Driving past Mouillee Creek I noticed that no cars were in the parking lot. So I stopped and took the bike up the Middle Causeway. I couldn't help feel that I was experiencing March birding in September. It was warm, humid, windy, and the ground was extremely soft. Looking out over the marsh I saw and heard nothing while fighting both strong winds and soft mud. But reaching the Lead and Long Pond Units I began seeing fly-by Lesser Yellowlegs and a few Killdeer. As I reached the junction of Long Pond, Lead and Vermet Units I scoped a group of 6 Long-billed Dowitchers in basic plumage among another 4 - 6 Lesser Yellowlegs.
A pair of sleepy dowitchers provided a nice digiscoping opportunity, so I obliged.

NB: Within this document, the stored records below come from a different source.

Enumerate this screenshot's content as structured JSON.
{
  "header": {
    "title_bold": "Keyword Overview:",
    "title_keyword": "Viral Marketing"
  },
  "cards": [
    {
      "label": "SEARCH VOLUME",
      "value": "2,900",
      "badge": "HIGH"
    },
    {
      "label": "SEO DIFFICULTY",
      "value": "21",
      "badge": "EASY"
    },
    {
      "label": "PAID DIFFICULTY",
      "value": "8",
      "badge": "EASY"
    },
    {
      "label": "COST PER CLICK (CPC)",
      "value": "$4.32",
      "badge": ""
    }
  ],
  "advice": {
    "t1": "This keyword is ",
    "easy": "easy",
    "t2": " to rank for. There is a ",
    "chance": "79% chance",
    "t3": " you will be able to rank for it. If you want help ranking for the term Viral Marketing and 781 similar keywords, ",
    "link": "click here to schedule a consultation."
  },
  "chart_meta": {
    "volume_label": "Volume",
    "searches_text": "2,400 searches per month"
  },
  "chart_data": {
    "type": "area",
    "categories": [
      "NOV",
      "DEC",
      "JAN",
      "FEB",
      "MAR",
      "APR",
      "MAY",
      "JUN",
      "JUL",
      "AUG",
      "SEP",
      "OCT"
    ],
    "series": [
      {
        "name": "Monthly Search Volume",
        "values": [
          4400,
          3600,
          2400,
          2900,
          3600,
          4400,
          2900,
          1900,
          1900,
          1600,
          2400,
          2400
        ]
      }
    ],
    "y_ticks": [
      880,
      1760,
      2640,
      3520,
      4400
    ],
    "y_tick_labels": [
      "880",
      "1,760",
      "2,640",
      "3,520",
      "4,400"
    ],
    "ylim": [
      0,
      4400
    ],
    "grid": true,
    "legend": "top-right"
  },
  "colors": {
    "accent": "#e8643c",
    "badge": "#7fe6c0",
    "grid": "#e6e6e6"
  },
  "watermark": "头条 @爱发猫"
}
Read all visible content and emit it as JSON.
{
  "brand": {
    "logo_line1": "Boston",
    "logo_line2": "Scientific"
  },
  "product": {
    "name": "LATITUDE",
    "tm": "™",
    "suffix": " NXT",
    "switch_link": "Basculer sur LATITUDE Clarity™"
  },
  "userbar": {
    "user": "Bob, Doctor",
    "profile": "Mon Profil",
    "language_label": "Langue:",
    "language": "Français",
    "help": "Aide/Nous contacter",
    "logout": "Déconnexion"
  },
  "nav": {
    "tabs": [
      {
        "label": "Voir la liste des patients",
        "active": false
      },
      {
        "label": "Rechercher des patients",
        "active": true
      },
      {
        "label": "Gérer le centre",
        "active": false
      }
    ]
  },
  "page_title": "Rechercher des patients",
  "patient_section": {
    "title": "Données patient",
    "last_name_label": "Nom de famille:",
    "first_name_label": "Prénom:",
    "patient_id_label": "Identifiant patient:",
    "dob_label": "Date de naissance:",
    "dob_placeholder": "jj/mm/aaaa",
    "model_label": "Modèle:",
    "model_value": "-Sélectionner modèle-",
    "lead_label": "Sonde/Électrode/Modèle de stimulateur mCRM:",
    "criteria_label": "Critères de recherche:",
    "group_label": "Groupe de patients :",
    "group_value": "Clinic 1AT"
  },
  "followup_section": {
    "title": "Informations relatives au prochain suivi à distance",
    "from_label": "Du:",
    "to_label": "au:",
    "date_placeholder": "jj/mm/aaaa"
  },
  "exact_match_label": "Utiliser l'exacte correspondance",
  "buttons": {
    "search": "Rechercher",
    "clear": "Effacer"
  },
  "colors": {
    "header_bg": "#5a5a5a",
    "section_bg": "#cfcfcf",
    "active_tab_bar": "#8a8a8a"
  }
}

Looking back toward the SE corner of the Long Pond Unit I found 4 Black-bellied Plovers in basic plumage feeding in the now-flooded field. As I digiscoped a single bird I spotted a pair of American Pipits farther out in the field, and managed a few pics of one bird before everyone flew off to the west.
As I road east toward the Banana Unit I flushed a half-dozen Savannah Sparrows from the path ahead of me, but was unable to photograph them due to the severe backlighting. So I settled for scoping them to make sure nothing unusual was among them. Two dozen Great Egrets and a handfull of Caspian Terns were roosting in the Vermet Unit. A single Pied-billed Grebe swam near shore.
Reaching Cell 3 I spotted dozens of Green- and Blue-winged Teal roosting in the NW corner. They flushed as I arrived, leaving a half-dozen Lesser Yellowlegs. As I walked down the bank toward the shoreline, I was amazed at how much exposed shoreline existed. Despite all the rain yesterday Cell 3 looked exactly as dry as it did 2 weeks ago. Semipalmated Sandpipers fed nearby, along with several Pectoral Sandpipers, Least Sandpipers, 3 Baird's Sandpipers, 2 Sanderlings, and a juvenile Ruddy Turnstone. As I scoped farther out into the mudflats I spotted a pair of juvenile Red Knots and several White-rumped Sandpipers (although I find them extremely difficult to discern from the other peeps). I spent a few minutes trying to digiscope a Baird's Sandpiper, Least Sandpiper and Semipalmated Sandpipers. Satisfied that I wasn't missing anything unusual, I decided to head over to the east shoreline and scope the cell from the dike.
From the east dike I saw 4 Stilt Sandpipers in basic plumage. Another 6 juvenile Short-billed Dowitchers feed closer in, along with a pair of basic plumaged Dunlin, and another White-rumped Sandpiper. Farther inland another Ruddy Turnstone was seen.
Returning on the bike I rode into a flock a Buff-breasted Sandpipers that must've just flown in and landed next to the dirt piles in the SE corner of Cell 3. The birds flushed and flew just a short distance to the banks behind the sand piles. I approached slowly and managed to capture several shots as the BBSP's poked their heads out of the grass, and even flashed their wings a few times. At once the flock took to the air, and managed to count 12 individuals as they flew back and forth between Cells 3 and 4. I managed to capture a few flight shots before they headed out toward Cell 3, where they were joined by 3 additional birds. As they flew along the waterline I captured a couple long distance shots before the birds disappeared to the south. Wow!
Riding back down the Middle Causeway I saw a Northern Harrier (female) cruising the dike ahead of me, along with the Savannah Sparrows that I had seen earlier. Just before I reached the car I stopped twice to photograph a pair of baby Water Snakes that were sunning themselves in the road. I picked them up and moved them to the safety of the grass. I returned to the car just as the rains from Ike approached.